Celle qui accueille invite son réseau, sa mafia, ses voisines, ses tantes et cousines, du coup, le cercle s’agrandit et on a des surprises. 😉
DONC
Chacune apporte (dans un désordre affectif aléatoire) :- une boisson douce ou alcoolisée, un liquide mielleux, un racleur de giron…
ET/OU
– un mets délicat (ex. : une cuve de tartiflette (bonne blague), une barrique de choucroute d’Obernai, une salade verte-rouge-jaune, un radis noir, un truc qui ne fait pas grossir, une recette de grand-mère, un truc supercalifragilisticexpialidocious, une pitance de l’épicerie de nuit…),
ET
– UN TRUC comme par exemple: un morceau joué par une fanfare de Lesbos, une DJette, un instrument de musique (le piano à queue serait un peu prétentieux et hautement séditieux (pour la queue), un objet fétiche, un souvenir fabuleux, un coin de bottin-potin, un tarot, une idée de débat, une idée d’ébats, un OBJET d’enfance, d’adolescence, une bonne blague, une ironie, une poésie, une nostalgie, un concept, un extrait de LIVRE écrit par quelqu’un.e, un TEXTE de soi, un recueil de poème du 12ème siècle, un extrait de film, un carrousel de diapos (bon, pas trop), une nouveauté dont vous seriez la (ligne) médiatrice, autour de laquelle vous apporteriez tenants et aboutissements, une EXPÉRIENCE, un souvenir câlin ou une claque déclic, un truc à nous raconter, une anecdote du matin, un paradoxe du soir, une chose à partager pour faire jurisprudence ou table rase…un truc quoi!
Pas de Dress Code à la porte
sinon un possible slogan à brandir sur ses lèvres (rouges ou gercées)

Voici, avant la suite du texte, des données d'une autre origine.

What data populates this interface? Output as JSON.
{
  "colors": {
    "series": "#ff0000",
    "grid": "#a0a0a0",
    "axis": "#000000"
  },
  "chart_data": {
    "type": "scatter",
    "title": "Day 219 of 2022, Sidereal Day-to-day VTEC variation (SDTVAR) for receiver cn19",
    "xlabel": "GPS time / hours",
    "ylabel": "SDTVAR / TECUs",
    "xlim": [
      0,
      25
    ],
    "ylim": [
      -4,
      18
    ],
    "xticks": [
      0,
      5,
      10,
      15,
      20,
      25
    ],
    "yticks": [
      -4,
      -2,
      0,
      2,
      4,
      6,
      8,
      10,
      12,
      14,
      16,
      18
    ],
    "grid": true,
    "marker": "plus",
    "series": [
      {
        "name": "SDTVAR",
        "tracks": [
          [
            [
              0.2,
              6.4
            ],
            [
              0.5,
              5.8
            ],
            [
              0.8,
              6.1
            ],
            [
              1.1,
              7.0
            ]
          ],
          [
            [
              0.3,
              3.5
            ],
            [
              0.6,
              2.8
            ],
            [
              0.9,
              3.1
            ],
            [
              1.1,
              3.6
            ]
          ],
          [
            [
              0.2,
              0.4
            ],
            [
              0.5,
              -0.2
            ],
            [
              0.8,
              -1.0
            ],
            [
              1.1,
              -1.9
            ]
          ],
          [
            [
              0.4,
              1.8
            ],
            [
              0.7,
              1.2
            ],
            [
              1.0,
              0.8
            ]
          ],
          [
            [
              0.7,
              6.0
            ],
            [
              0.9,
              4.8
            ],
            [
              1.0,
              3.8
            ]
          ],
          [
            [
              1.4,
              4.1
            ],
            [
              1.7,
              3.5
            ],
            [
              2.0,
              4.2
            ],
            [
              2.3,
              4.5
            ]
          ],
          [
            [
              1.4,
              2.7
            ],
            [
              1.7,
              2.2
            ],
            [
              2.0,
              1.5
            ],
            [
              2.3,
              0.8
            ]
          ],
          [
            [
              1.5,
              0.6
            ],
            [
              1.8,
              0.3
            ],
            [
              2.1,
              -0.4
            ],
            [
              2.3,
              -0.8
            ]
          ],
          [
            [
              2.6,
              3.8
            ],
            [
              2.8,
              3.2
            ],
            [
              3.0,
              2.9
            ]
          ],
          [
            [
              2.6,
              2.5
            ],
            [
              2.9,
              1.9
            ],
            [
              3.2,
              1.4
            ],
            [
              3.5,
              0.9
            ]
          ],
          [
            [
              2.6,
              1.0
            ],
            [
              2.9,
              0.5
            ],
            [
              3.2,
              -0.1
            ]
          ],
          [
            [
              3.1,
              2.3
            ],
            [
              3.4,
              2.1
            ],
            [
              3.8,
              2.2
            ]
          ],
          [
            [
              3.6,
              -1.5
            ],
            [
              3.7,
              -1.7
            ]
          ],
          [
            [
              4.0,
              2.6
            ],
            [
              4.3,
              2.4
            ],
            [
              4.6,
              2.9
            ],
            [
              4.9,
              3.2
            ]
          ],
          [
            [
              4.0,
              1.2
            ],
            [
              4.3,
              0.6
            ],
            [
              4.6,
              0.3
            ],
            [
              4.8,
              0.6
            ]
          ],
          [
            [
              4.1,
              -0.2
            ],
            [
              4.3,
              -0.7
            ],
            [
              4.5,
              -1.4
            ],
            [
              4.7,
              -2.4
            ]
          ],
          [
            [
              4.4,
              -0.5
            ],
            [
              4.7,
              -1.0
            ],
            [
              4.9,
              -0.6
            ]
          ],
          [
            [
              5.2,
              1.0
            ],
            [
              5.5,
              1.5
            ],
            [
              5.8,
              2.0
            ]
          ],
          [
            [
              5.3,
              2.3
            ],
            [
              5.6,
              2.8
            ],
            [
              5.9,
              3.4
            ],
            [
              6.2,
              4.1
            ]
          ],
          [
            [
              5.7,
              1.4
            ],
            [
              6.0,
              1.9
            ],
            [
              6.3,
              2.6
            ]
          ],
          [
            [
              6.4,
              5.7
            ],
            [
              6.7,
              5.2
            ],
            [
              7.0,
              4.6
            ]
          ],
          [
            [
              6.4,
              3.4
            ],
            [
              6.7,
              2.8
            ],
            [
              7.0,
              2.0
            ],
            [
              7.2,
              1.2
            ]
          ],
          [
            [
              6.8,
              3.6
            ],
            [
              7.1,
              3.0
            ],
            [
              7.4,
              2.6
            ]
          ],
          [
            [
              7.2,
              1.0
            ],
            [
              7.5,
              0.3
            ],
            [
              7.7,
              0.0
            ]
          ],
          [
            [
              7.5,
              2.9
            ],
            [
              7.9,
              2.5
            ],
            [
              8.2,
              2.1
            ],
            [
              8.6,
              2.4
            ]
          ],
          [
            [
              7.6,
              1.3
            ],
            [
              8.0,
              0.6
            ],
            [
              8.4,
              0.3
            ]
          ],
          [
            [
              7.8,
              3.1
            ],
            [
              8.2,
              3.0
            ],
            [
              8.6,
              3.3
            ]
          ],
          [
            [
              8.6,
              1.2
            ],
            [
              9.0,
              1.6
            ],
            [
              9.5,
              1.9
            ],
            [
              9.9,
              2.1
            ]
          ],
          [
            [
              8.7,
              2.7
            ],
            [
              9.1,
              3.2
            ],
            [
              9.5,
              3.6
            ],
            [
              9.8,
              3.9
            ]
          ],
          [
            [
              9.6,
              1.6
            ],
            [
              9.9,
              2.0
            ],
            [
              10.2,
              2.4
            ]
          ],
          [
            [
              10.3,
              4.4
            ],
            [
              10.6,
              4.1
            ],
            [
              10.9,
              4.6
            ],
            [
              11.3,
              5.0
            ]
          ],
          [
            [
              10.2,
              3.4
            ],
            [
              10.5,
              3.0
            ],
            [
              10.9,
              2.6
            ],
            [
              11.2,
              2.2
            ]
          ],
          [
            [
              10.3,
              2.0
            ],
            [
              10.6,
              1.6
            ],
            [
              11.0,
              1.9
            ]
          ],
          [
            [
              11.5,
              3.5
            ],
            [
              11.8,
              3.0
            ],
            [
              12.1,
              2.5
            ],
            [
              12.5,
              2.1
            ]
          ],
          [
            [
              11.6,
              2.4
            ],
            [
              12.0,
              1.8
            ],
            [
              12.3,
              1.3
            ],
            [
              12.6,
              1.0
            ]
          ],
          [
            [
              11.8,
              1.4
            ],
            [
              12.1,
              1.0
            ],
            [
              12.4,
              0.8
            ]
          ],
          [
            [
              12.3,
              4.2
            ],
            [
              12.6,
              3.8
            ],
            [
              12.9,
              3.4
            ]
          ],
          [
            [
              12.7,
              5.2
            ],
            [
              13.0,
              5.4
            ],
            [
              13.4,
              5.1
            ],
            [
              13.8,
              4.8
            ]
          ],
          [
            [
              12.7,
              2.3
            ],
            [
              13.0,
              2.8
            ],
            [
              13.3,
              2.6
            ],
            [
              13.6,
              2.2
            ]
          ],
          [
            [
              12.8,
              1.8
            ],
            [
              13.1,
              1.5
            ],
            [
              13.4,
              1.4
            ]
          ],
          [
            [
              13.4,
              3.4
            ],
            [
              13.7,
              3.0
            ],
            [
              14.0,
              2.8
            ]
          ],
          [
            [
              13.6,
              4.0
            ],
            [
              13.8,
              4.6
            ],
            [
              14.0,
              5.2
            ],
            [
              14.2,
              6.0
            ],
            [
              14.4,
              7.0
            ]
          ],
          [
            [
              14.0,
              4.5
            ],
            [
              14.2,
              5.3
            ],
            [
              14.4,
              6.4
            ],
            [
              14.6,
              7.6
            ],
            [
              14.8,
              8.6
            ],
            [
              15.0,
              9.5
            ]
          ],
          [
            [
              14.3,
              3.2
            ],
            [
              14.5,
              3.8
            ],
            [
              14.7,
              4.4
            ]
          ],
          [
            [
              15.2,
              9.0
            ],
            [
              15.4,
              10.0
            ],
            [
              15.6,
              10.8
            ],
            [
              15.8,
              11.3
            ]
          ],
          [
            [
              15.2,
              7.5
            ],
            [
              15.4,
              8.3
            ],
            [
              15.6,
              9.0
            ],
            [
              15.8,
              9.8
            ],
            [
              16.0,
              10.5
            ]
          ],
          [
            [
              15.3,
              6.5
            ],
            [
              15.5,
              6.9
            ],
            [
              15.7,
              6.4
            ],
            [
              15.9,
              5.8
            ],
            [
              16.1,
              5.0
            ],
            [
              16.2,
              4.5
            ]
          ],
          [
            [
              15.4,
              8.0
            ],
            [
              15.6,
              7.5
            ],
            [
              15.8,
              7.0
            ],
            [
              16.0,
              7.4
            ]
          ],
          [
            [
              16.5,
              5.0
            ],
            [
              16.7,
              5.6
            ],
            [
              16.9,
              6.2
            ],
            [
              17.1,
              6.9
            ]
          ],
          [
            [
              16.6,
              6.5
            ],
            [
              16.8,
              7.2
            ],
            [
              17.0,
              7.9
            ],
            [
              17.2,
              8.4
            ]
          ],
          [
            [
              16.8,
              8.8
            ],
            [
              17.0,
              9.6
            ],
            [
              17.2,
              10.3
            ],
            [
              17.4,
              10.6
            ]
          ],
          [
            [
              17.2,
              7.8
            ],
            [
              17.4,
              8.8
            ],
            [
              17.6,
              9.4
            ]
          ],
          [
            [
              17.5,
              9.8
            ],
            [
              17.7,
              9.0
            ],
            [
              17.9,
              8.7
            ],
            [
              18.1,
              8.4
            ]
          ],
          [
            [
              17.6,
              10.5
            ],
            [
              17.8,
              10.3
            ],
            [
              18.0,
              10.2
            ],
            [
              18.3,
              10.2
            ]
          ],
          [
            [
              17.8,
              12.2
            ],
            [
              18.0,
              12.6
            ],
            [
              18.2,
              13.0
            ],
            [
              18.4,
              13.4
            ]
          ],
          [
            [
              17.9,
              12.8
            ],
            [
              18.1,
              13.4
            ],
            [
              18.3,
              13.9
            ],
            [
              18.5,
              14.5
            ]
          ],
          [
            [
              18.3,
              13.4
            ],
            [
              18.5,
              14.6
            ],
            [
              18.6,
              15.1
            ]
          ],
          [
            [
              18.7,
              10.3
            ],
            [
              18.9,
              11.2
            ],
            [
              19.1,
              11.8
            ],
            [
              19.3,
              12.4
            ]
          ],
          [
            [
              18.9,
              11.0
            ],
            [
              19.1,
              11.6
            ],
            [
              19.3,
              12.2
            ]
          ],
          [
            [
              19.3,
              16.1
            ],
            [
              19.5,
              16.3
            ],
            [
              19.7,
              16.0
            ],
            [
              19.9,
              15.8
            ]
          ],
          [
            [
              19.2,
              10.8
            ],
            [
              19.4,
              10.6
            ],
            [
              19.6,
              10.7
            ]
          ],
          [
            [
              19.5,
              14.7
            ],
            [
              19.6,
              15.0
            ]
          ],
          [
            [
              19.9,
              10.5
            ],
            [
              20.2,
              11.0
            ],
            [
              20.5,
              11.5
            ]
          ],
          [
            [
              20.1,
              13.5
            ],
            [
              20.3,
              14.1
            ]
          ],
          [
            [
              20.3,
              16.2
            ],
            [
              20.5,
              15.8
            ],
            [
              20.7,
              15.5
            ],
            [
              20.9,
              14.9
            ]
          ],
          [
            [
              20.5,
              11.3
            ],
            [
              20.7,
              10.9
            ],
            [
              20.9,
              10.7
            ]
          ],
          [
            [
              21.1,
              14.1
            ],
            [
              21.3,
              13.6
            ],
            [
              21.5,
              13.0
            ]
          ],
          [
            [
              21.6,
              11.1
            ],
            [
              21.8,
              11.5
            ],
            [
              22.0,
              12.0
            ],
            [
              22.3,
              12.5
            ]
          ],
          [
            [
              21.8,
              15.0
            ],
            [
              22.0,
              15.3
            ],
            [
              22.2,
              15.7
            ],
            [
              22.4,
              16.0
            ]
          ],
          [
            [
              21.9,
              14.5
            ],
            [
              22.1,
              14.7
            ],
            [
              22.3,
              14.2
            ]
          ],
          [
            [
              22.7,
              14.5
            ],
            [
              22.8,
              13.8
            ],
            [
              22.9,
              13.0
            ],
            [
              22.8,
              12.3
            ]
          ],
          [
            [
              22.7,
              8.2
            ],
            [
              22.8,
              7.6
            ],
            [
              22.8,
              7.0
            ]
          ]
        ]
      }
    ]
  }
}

ou un T-shirt déchiré à l’entrée:
(tout-petits) Enfants admis,
Adolescents haïs,
Hommes bannis !
PS I très didactique:
– pas de limite dans l’apport des objets mais dans le temps de partage selon le nombre de meuffes en présence
– pas de limite dans l’apport de calories (on aura le temps de s’en préoccuper quand on s’ra mangées par les vers!)
– pas de limite dans l’apport de corps: le vôtre plus celui d’une autre fille, d’une alter femme, d’une partenaire particulière, d’une voisine, …
– Mais une limite de retard, si vous arrivez plus/trop tard, tampix! On aura quand même commencé à déguster…
oui, encore cette tenace loi naturelle des premières lionnes au point d’eau!
PS II:
– On ne confirme pas ou n’infirme pas sa venue,
on vient ou pas, c’est bien ou pas
(vous êtes plus de 200 destinataires, je ne gère pas les réponses)
sauf pour le besoin de babysitting à arranger
=>Cagnotte d’entraide possible, dites-le si besoin.